Sefa Ozel | Istock | Getty Images

With inflation cutting into the budgets of Americans, a growing percentage of people with car loans are struggling to make their monthly payments.

TransUnion, which tracks more than 81 million U.S. auto loans, said Tuesday that the percentage of loans at least 60 days past due reached 1[ads1].65% in the third quarter, the highest rate of 60-day defaults in more than a decade

“Consumers still want to stay informed as best they can. It’s just this inflationary environment that makes it challenging,” Satyan Merchant, senior vice president at TransUnion, told CNBC. “It puts fewer dollars in their pocket to pay the car loan, because they have to pay more for eggs and milk and other things.”

The biggest effect is felt among subprime borrowers who have lower credit scores and often have lower incomes.

In September, the average transaction price for a new vehicle was $47,138, up nearly $2,600 from the same period last year, according to auto research firm Edmunds. The average price for a used vehicle was $30,566, a jump of nearly $2,500 from September 2021.

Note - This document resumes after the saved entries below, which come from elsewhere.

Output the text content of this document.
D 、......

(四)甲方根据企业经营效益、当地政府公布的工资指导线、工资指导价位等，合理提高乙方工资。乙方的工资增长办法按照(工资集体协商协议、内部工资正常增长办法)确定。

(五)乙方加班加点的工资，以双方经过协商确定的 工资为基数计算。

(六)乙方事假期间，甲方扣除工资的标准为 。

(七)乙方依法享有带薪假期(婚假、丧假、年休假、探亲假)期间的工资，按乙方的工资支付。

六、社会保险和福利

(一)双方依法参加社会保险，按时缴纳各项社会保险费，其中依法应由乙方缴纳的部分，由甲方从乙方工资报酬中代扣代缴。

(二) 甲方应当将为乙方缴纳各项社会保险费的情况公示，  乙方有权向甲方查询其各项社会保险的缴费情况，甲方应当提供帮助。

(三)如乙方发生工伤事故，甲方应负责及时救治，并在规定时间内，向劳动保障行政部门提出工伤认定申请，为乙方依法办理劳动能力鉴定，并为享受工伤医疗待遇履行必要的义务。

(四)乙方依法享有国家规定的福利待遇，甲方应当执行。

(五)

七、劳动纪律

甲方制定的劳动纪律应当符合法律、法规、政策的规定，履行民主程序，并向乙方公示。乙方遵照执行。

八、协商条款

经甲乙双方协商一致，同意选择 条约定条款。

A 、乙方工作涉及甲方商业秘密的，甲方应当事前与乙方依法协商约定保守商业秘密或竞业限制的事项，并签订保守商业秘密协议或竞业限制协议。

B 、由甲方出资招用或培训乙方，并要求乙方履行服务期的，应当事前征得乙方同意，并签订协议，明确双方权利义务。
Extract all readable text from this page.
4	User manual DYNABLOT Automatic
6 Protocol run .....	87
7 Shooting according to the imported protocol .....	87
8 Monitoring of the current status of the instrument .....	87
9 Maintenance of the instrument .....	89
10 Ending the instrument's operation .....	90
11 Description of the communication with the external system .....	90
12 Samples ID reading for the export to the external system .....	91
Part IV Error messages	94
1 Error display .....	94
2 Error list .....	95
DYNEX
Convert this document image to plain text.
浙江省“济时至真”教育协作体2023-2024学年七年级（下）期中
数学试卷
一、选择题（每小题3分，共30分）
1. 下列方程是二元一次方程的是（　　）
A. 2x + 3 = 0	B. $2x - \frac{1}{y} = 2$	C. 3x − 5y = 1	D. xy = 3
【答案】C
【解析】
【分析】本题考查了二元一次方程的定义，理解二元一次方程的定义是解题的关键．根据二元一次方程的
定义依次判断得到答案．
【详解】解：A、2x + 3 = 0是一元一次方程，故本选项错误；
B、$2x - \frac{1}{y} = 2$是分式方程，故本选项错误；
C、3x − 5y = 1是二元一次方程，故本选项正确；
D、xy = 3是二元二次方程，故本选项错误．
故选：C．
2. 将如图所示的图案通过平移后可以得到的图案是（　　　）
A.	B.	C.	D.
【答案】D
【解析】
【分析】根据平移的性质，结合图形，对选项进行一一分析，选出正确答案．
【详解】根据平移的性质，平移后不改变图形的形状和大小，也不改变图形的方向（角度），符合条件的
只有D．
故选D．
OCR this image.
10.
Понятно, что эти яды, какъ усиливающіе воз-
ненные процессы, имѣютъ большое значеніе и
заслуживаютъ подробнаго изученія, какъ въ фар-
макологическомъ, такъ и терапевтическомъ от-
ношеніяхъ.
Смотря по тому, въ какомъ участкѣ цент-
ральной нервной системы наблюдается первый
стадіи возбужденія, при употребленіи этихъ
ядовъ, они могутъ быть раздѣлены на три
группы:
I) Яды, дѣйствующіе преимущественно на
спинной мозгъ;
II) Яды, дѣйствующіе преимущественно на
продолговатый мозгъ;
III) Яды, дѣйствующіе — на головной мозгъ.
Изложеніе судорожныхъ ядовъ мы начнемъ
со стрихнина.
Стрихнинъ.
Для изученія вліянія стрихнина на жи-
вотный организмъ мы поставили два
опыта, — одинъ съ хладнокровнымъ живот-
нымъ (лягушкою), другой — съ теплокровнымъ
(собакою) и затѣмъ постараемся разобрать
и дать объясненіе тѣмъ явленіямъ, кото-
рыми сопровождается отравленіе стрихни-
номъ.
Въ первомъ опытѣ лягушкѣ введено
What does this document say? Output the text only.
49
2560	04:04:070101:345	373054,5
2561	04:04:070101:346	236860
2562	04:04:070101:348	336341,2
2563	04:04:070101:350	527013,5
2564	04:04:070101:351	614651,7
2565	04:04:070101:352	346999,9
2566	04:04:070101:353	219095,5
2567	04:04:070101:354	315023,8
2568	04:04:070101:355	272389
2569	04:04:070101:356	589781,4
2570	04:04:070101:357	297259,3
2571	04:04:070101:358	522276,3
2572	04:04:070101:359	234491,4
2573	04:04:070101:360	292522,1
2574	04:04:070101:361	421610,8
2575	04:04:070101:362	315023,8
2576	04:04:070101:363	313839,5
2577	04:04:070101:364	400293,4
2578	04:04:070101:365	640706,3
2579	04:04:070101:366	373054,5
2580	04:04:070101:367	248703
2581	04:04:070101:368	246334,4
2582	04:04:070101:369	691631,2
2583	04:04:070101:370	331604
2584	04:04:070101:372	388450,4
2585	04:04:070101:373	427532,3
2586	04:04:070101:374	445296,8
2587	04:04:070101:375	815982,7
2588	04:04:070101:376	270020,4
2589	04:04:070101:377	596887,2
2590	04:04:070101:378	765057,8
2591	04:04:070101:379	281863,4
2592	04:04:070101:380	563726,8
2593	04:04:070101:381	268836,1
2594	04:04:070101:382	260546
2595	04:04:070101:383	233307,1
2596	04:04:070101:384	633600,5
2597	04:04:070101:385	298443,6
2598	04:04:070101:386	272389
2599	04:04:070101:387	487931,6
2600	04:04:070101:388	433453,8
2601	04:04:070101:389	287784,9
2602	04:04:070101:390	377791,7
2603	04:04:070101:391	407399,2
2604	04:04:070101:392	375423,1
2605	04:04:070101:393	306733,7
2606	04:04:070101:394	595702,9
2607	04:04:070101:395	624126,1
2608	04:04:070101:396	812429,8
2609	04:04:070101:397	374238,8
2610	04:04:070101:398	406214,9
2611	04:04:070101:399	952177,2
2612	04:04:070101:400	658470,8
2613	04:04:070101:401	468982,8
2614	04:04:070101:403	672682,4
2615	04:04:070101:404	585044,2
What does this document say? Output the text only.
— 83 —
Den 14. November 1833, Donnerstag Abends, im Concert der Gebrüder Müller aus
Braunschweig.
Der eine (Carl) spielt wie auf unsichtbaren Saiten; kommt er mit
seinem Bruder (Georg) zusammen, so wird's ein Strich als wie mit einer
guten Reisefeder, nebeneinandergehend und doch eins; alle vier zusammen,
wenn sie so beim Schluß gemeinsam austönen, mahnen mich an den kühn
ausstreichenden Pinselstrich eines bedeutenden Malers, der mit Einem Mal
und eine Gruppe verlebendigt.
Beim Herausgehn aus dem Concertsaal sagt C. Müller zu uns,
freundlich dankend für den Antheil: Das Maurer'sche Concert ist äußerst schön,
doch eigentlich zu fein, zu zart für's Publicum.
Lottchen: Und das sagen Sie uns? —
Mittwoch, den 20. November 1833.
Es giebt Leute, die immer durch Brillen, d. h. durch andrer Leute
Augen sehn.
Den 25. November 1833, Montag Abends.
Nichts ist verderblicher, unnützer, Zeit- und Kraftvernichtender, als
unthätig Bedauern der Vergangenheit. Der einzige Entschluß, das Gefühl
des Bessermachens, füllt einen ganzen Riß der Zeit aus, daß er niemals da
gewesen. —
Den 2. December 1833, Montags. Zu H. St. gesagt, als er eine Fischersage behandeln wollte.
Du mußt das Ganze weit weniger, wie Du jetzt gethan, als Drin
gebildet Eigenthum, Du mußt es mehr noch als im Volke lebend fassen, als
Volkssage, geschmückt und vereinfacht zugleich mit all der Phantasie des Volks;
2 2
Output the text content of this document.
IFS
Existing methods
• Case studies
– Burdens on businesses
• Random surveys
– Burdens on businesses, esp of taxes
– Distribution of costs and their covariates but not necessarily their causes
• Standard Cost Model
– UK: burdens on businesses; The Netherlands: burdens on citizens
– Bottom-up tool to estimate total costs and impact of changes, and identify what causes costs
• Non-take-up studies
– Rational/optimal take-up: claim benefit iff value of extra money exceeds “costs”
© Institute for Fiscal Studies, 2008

The increase in defaults also follows the end of loan-to-stay programs that were set up during the pandemic. These programs were developed to help consumers who may have lost their jobs avoid having a car repossessed because they could not make the monthly payment.

“There’s been this effect where the crime that might have occurred in the last few years is really just being pushed out or delayed because that consumer didn’t have to pay or their status was in an accommodation. So now some of them are hitting,” said Merchant.

TransUnion said roughly 200,000 auto loans that previously took advantage of the pandemic accommodation are now listed as 60 days past due. About 100,000 accounts past due for more than 60 days remain in accommodation programs, the credit firm said.

Despite the rise in defaults, Merchant believes the car loan market remains healthy. The average interest rate for a new vehicle loan rose to 5.2% in the third quarter, while the average interest rate for a used car loan reached 9.7%, according to TransUnion. Both are up more than one percentage point compared to the same period last year.

The higher interest rates are pushing many consumers to stretch out their loan terms to at least seven years, Merchant said. Nevertheless, crime has been somewhat kept in check by low unemployment.

“If we get into a position where employment starts to be a challenge in the U.S. and unemployment rises, that’s when the industry will really start to be concerned about a consumer’s ability to pay their auto loans,” he said.

— CNBC’s Meghan Reeder contributed to this report.